Now, just as I am free to write what I please, you are free to interpret what I write as you please, even if that interpretation is convoluted. Since when did we have to actually like someone to feel sad about their passing? On the whole, Bane was a sociopath; even his admirers readily admit that. He could not stand me, and I found most of his stances repugnant. But even so we managed to exchange a couple of civil emails and I found his later personal writings (not his fiction) very poignant and touching. If I had been the one who died and Bane had enjoyed a good and public laugh it would have been within his rights. And Bane being Bane, it wouldn't have been wrong. It would have just been his honest reaction.

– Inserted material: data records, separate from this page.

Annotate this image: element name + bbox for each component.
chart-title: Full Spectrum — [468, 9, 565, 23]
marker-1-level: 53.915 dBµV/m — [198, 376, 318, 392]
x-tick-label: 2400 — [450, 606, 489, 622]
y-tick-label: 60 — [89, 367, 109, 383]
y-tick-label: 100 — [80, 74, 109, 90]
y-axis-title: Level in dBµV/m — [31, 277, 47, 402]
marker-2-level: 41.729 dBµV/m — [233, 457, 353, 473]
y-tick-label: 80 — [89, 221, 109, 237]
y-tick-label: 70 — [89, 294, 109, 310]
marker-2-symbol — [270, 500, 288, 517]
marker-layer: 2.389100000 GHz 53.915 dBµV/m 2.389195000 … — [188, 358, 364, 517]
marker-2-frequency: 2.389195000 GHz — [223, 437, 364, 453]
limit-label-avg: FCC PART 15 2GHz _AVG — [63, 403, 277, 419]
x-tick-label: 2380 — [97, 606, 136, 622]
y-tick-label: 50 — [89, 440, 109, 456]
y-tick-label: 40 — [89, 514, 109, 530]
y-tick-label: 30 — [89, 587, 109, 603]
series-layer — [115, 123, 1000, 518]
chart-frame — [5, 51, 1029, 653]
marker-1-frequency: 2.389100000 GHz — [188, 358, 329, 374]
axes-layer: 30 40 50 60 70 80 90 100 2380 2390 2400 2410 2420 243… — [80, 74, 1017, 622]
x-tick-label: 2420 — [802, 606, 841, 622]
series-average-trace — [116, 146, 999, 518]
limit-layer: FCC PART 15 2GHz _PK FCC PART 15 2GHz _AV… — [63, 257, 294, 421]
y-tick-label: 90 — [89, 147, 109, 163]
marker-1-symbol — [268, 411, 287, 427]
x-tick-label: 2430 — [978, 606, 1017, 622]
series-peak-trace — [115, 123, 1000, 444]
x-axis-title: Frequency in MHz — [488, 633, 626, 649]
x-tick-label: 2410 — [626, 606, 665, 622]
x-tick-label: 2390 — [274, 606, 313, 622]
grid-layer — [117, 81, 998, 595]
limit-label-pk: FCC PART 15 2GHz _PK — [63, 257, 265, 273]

It would have highly hypocritical for me to have said, "I am sorry Bane is dead. I loved him." Instead I told the truth. "I am sorry Bane is dead. He was such an asshole."

So there you go.

I know that the WND crowd sees things in shades of black and white and have a very difficult time understanding that a coin really can have two sides. Given that, I'm not holding my breath that my attempts to enlighten you to that fact will be successful.

But at least I can say I tried.

TransplantedTexan said...

Once again, to me this has nothing to do with Vox or any of his family. I am not a "rank and file fan" of his. I have read the site only a handfull of times.
I actually agree with your assertion that the family of the woman who was raped and murdered could come across that post and they would most likely be hurt by the comments.
I would not find it right for Bane to have a good public laugh at your passing. Just because Bane would be being Bane doesn't make it right.
Some honest emotions/actions are dead wrong.
Yes it would be hypocritical of you to say Banes dead and that you just loved the man to pieces.To me, the moral high ground would be to voice sympathy for the persons surviving family, and leave it at that. Dwelling on the positive aspects that you state are also morally acceptable. Going on about the obvious negatives of someone serves no purpose but to vilify them and edify ones self in the process.
You admonish some one for ridiculing a dead woman and possibly subjecting her family to something hurtful. Then you do the same when the situation suits you.
That is hypocritical.
One thing we agree upon is that I do see things in shades of black and white. I do realize the coin has two sides. That being said boths sides are diametrically opposed. Heads or tails, right or wrong.

Morgan said...

I'm afraid my mind can't be smushed into a neat little box as readily as yours.

People aren't perfect, TT, and what you saw as insults to Bane were merely observations. If you go and read some of the post-humous comments you'll see that he was frequently described as disturbed, disturbing, psychopathic and crazy - and these were comments made by people who liked him!

Someday when I am gone I will be remembered as spiky, belligerent, outspoken, outrageous, combative, arrogant, bitchy and impossible. And you know what? Anyone in my family who read that would say, "Yep, that's Morgan. That's who she was, all right." And they'll recall that my faults made me as much who I was as what positive attributes I had. And hopefully, rather than looking for some sort of fundamentalist-style closure, they'll forgo the ridiculous hand-wringing you've displayed and understand that those faults deserve to be remembered because that was part of what made me so interesting.

Not everyone just sees beauty in The Good. Some of us see it in The Evil. One cannot exist without the other. Both resides in all of us. Even you, I'll bet.